Segundo a juíza, não é possível presumir a periculosidade de Christian Cunha – que assassinou a ex-namorada a golpes de cavadeira, no último dia 17 de março – pelo que considerou como um “fato isolado”. Entretanto, os deputados estaduais têm opinião contrária à da juíza. Para o deputado José Esmeraldo (PR), a soltura contribui para a sensação de impunidade, discurso que tem sido repetido exaustivamente pelas autoridades da Segurança Pública do Estado.

Para o deputado Gilsinho Lopes (PR), a decisão pela liberdade foi “extemporânea e inexplicável”. Já a deputada Janete de Sá (PMN) foi além e disse acreditar que o acusado “sofra de alguma psicopatia”, mesmo sem qualquer laudo no processo. Em comum, nenhum dos parlamentares soube explicar o teor da decisão judicial ou das circunstâncias que culminaram com a liberdade do acusado.

Atualmente, o artigo 316 do Código de Processo Penal (CPP) prevê que o juiz poderá revogar a prisão preventiva caso verifique a falta de motivo que a justifique. No entendimento da juíza Paula Cheim, com base na legislação vigente, seria desproporcional deixar de conceder a liberdade provisória ao acusado.

Na decisão, a magistrada fixou ainda medidas cautelares para o réu, como a obrigatoriedade do comparecimento período no juízo, proibição de frequentar bares e casas noturnas ou manter contato com qualquer parente da vítima e testemunhas do caso. Christian Cunha também foi proibido de sair do município de Vila Velha por mais de oito dias, sob pena de prisão em caso de descumprimento de qualquer das medidas cautelares.

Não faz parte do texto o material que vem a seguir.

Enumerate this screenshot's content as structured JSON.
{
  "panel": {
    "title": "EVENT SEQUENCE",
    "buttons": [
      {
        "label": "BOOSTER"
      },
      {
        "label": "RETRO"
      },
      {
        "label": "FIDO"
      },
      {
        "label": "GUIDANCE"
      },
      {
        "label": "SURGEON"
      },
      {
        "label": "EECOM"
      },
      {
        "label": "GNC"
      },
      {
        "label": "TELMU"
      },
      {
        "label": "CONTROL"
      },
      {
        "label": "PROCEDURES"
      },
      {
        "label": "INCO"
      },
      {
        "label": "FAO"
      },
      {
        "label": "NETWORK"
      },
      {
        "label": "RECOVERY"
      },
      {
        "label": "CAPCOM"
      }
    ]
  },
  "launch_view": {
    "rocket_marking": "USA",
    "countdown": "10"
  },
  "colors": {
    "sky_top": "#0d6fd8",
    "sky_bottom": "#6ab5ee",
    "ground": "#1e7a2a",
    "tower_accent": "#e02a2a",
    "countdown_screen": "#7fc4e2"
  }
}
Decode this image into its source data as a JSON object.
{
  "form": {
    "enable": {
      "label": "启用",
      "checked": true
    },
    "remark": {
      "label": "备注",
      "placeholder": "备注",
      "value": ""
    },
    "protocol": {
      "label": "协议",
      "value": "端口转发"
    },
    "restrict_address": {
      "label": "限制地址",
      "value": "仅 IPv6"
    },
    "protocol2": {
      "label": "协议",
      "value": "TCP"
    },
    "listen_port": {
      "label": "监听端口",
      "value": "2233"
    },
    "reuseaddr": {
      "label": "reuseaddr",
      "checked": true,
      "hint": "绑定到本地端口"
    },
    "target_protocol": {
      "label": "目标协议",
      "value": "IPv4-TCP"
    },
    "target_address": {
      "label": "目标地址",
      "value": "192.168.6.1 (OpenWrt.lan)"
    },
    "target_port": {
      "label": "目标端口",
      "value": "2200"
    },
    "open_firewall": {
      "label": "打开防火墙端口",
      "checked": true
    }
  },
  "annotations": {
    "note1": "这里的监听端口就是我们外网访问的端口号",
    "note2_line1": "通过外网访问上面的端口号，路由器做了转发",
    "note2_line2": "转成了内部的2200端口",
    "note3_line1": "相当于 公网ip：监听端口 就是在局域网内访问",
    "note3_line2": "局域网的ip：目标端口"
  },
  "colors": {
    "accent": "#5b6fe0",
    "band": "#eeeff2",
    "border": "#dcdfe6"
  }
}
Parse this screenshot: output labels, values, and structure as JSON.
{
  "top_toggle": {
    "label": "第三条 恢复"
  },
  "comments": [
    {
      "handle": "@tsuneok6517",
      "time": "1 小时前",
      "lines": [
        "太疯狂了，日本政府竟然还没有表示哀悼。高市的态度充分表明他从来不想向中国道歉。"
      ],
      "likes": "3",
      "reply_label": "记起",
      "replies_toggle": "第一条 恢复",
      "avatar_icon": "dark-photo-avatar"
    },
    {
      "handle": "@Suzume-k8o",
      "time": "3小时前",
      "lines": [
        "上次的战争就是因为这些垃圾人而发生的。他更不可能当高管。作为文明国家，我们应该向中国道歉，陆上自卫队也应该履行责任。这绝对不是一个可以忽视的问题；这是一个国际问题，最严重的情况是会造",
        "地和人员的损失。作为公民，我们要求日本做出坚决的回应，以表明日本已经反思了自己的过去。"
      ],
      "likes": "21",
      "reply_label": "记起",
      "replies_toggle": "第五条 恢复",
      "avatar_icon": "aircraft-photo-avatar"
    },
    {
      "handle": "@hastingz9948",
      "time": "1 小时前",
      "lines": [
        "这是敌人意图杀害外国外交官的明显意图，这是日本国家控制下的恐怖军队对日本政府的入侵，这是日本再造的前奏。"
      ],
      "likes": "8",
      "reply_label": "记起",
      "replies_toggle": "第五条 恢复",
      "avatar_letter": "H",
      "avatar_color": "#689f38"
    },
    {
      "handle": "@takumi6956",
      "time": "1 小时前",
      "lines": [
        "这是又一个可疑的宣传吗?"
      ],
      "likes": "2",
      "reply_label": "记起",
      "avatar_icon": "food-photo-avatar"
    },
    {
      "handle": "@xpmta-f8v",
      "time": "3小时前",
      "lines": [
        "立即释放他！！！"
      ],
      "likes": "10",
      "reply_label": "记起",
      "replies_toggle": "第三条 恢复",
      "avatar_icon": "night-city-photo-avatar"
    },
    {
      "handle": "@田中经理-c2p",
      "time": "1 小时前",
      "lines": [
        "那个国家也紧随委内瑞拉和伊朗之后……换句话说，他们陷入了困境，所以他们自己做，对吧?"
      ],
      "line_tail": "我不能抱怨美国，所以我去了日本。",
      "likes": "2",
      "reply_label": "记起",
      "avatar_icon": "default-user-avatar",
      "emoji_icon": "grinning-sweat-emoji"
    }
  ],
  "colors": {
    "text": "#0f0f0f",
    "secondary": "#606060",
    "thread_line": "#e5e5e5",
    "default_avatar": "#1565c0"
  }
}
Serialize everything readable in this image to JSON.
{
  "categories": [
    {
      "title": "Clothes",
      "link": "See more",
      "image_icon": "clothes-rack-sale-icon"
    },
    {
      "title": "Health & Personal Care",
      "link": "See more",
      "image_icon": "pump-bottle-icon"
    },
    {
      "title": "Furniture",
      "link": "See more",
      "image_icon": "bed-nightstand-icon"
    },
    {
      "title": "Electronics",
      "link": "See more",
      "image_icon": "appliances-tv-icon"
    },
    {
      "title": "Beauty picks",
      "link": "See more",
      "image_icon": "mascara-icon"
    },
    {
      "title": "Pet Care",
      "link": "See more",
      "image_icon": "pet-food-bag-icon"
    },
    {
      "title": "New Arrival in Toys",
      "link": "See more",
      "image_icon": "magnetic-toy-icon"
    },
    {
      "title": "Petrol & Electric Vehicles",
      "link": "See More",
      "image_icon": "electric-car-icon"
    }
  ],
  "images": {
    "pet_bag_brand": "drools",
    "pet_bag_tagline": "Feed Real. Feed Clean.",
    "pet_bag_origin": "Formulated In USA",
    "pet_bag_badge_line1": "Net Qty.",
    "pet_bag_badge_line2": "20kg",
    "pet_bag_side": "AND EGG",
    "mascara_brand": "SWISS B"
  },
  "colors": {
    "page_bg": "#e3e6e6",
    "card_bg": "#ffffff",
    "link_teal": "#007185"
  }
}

Apesar da falta de competência da Assembleia para agir, dois políticos capixabas têm papel importante na discussão de mudanças na lei. Os senadores Magno Malta (PR) e Ricardo Ferraço (PMDB) são membros da comissão especial que discute mudanças no Código Penal no Congresso Nacional. No entanto, o debate legislativo segue longe de uma definição sobre o tratamento de acusados de crimes.

O crime

A jovem Bárbara Richardelle foi morta a golpes de cavadeira pelo ex-namorado, no terreno de uma obra na Praia da Costa, em Vila Velha. O crime teria ocorrido após uma discussão do casal em função da divulgação de imagens íntimas da jovem pelo acusado do crime. Segundo as apurações da Polícia Civil, Christian Cunha teria esganado a vítima na briga, que teria desmaiado. Logo em seguida, ele teria desferido golpes com a ferramenta na cabeça da jovem, que morreu no local.

O corpo de Bárbara só foi encontrado por volta das 6 horas do dia seguinte, às margens da Rodovia Darly Santos, no mesmo município. Em depoimento, o jovem confessou o crime e afirmou que, logo após ter matado a ex-namorada, comprou um churrasquinho e um guaraná e lanchou no local. Na madrugada do crime, ele teria transportou o corpo de Bárbara no carro do pai. Ela só foi encontrada nas primeiras horas da manhã do dia seguinte por pessoas que estavam saindo de casa para trabalhar. Ele ficou preso por dois meses e foi liberado nessa terça-feira (27).